The history of amphetamines and war is a rich and trembly one (and I do not mean Speed and Politics, which is something else entirely. OK, not entirely.) Speed and combat are old good friends, as it turns out.

It's that vivid image from Michael Herr's Dispatches,:

Going out at night the medics gave you pills, Dexedrine breath like dead snakes kept too long in a jar. [...] I knew one 4th division Lurp who took his pills by the fistful, downs from the left pocket of his tiger suit and ups from the right, one to cut the trail for him and the other to send him down it. He told me that they cooled things out just right for him, that could see that old jungle at night like he was looking at it through a starlight scope. "They sure give you the range," he said.

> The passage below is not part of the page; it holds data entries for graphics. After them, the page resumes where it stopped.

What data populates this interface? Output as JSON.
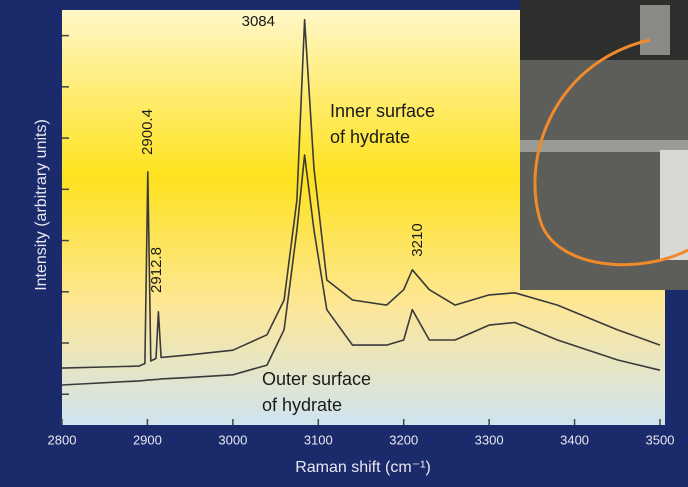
{
  "chart_data": {
    "type": "line",
    "xlabel": "Raman shift (cm⁻¹)",
    "ylabel": "Intensity (arbitrary units)",
    "x": [
      2800,
      2890,
      2897,
      2900.4,
      2904,
      2910,
      2912.8,
      2916,
      2950,
      3000,
      3040,
      3060,
      3075,
      3084,
      3095,
      3110,
      3140,
      3180,
      3200,
      3210,
      3230,
      3260,
      3300,
      3330,
      3380,
      3450,
      3500
    ],
    "series": [
      {
        "color": "#3a3a3a",
        "values": [
          1.51,
          1.55,
          1.6,
          5.34,
          1.65,
          1.7,
          2.61,
          1.72,
          1.77,
          1.86,
          2.16,
          2.84,
          4.79,
          8.31,
          5.4,
          3.23,
          2.84,
          2.74,
          3.04,
          3.43,
          3.04,
          2.74,
          2.94,
          2.98,
          2.74,
          2.26,
          1.96
        ]
      },
      {
        "color": "#3a3a3a",
        "values": [
          1.18,
          1.26,
          1.27,
          1.28,
          1.28,
          1.29,
          1.29,
          1.3,
          1.33,
          1.38,
          1.57,
          2.26,
          4.2,
          5.67,
          4.2,
          2.65,
          1.96,
          1.96,
          2.06,
          2.65,
          2.06,
          2.06,
          2.35,
          2.4,
          2.06,
          1.67,
          1.47
        ]
      }
    ],
    "annotations": [
      "3084",
      "2900.4",
      "2912.8",
      "3210",
      "Inner surface",
      "of hydrate",
      "Outer surface",
      "of hydrate"
    ],
    "xlim": [
      2800,
      3500
    ],
    "xticks": [
      2800,
      2900,
      3000,
      3100,
      3200,
      3300,
      3400,
      3500
    ],
    "ylim": [
      0.4,
      8.5
    ],
    "yticks": [
      1,
      2,
      3,
      4,
      5,
      6,
      7,
      8
    ]
  }
}
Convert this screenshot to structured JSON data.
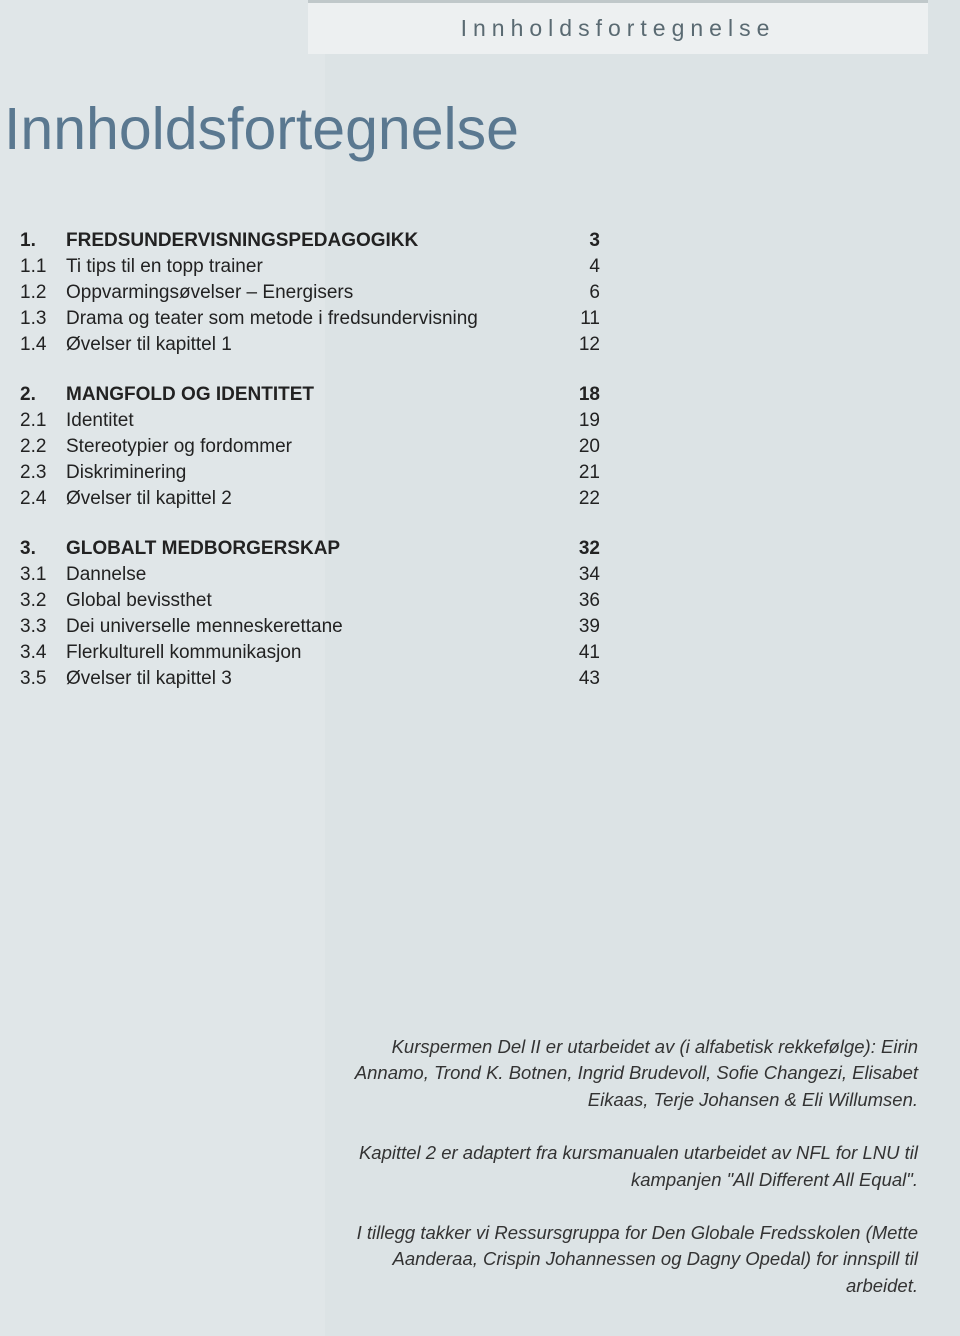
{
  "header": {
    "tab_label": "Innholdsfortegnelse"
  },
  "title": "Innholdsfortegnelse",
  "toc": [
    {
      "rows": [
        {
          "num": "1.",
          "label": "FREDSUNDERVISNINGSPEDAGOGIKK",
          "page": "3",
          "bold": true
        },
        {
          "num": "1.1",
          "label": "Ti tips til en topp trainer",
          "page": "4",
          "bold": false
        },
        {
          "num": "1.2",
          "label": "Oppvarmingsøvelser – Energisers",
          "page": "6",
          "bold": false
        },
        {
          "num": "1.3",
          "label": "Drama og teater som metode i fredsundervisning",
          "page": "11",
          "bold": false
        },
        {
          "num": "1.4",
          "label": "Øvelser til kapittel 1",
          "page": "12",
          "bold": false
        }
      ]
    },
    {
      "rows": [
        {
          "num": "2.",
          "label": "MANGFOLD OG IDENTITET",
          "page": "18",
          "bold": true
        },
        {
          "num": "2.1",
          "label": "Identitet",
          "page": "19",
          "bold": false
        },
        {
          "num": "2.2",
          "label": "Stereotypier og fordommer",
          "page": "20",
          "bold": false
        },
        {
          "num": "2.3",
          "label": "Diskriminering",
          "page": "21",
          "bold": false
        },
        {
          "num": "2.4",
          "label": "Øvelser til kapittel 2",
          "page": "22",
          "bold": false
        }
      ]
    },
    {
      "rows": [
        {
          "num": "3.",
          "label": "GLOBALT MEDBORGERSKAP",
          "page": "32",
          "bold": true
        },
        {
          "num": "3.1",
          "label": "Dannelse",
          "page": "34",
          "bold": false
        },
        {
          "num": "3.2",
          "label": "Global bevissthet",
          "page": "36",
          "bold": false
        },
        {
          "num": "3.3",
          "label": "Dei universelle menneskerettane",
          "page": "39",
          "bold": false
        },
        {
          "num": "3.4",
          "label": "Flerkulturell kommunikasjon",
          "page": "41",
          "bold": false
        },
        {
          "num": "3.5",
          "label": "Øvelser til kapittel 3",
          "page": "43",
          "bold": false
        }
      ]
    }
  ],
  "credits": {
    "p1": "Kurspermen Del II er utarbeidet av (i alfabetisk rekkefølge): Eirin Annamo, Trond K. Botnen, Ingrid Brudevoll, Sofie Changezi, Elisabet Eikaas, Terje Johansen & Eli Willumsen.",
    "p2": "Kapittel 2 er adaptert fra kursmanualen utarbeidet av NFL for LNU til kampanjen \"All Different All Equal\".",
    "p3": "I tillegg takker vi Ressursgruppa for Den Globale Fredsskolen (Mette Aanderaa, Crispin Johannessen og Dagny Opedal) for innspill til arbeidet."
  },
  "colors": {
    "page_bg": "#e0e6e8",
    "panel_bg": "#dce3e5",
    "tab_bg": "#edf0f1",
    "tab_border": "#c0c8ca",
    "tab_text": "#5a6a72",
    "title_color": "#5a7890",
    "body_text": "#222222",
    "credits_text": "#333333"
  }
}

So we're talking army docs with bennies; it seems absurd that the government wages Wars On Drugs and Wars With Drugs, but life's too complicated for policy, isn't it? It's that combination of actually increasing mental capacity with the side effect of psychotic behavior that makes for better soldiers. Truth is, the use of amphetamines and methamphetamines to build better soldiers goes back further and wider than vietnam, all the way to an earlier axis. 72 million amphetamines issued in WWII on all sides led to fierce post-war addictions, including Japan, Germany and the US.

Even through the gulf war, there were go/no-go pills, like those from the Lurp's tiger suit. From the pbs documentary on the gulf war, no-go pills were to knock them out after a long night of flying. Missions that would last for five, six, seven hours and then the go pills were to get them up and running the next night.

And if you're the Commander-in-Chief of the Armed Forces, it makes sense that, as a soldier yourself, you might require some of those same benefits, whether you are the Fuehrer or the President. Which is terrifying, considering the buttons those shaky fingers were on.

It's important to note that the United States army and air force were among those who believed that speed made war better. Because now that our computers are making a lot of decisions for us, bad ones often enough, we still look for human causes, when it fucks up beyond all. This is particularly sensitive in the case of Canadians, because they are so easy to mistake for Taliban troops from a few miles in the air, and I'm not even kidding. I mean, try it at Mach one. And also, on a really fast plane.

Because at the same time we're looking to blame somebody in particular for bad intelligence and the piled up body parts that go with it, we're also still investigating how to keep everybody up just a little longer, including Transcranial Magnetic Stimulation and tinkering and tampering with the genome. We have to optimize the soldiers we've got; it's not like we're getting more and more of them; the Army's missed it's numbers for three years. So while the Army used Leo Burnett to come up with "An Army of One" to get more army, the Navy hired Campbell-Ewald to follow a different tack and tagline: Accelerate Your Life.

Speed is our secret friend, hidden from scrutiny and light; the light is not what speed is for. There are those who say you can smell it on a user. But it's fatigue that changes body chemistry, you sweat ammonia and god knows. It's not the speed that smells bad: it's the exhaustion.

Posted by at December 24, 2002 01:35 PM

I just started reading black hawk down, and was struck by (let me paraphrase) the description what it's like to quick-drop out of a black hawk in the middle of Mogadishu. Senses buzzing, everything perfectly clear, ready and able to do anything at all. As Cagney once said, Top of the world. This is what speed feels like, too. I imagine it's also what it might be like to play professional sports; for that hour, the world much have such clarity. Meth lasts longer. Much longer.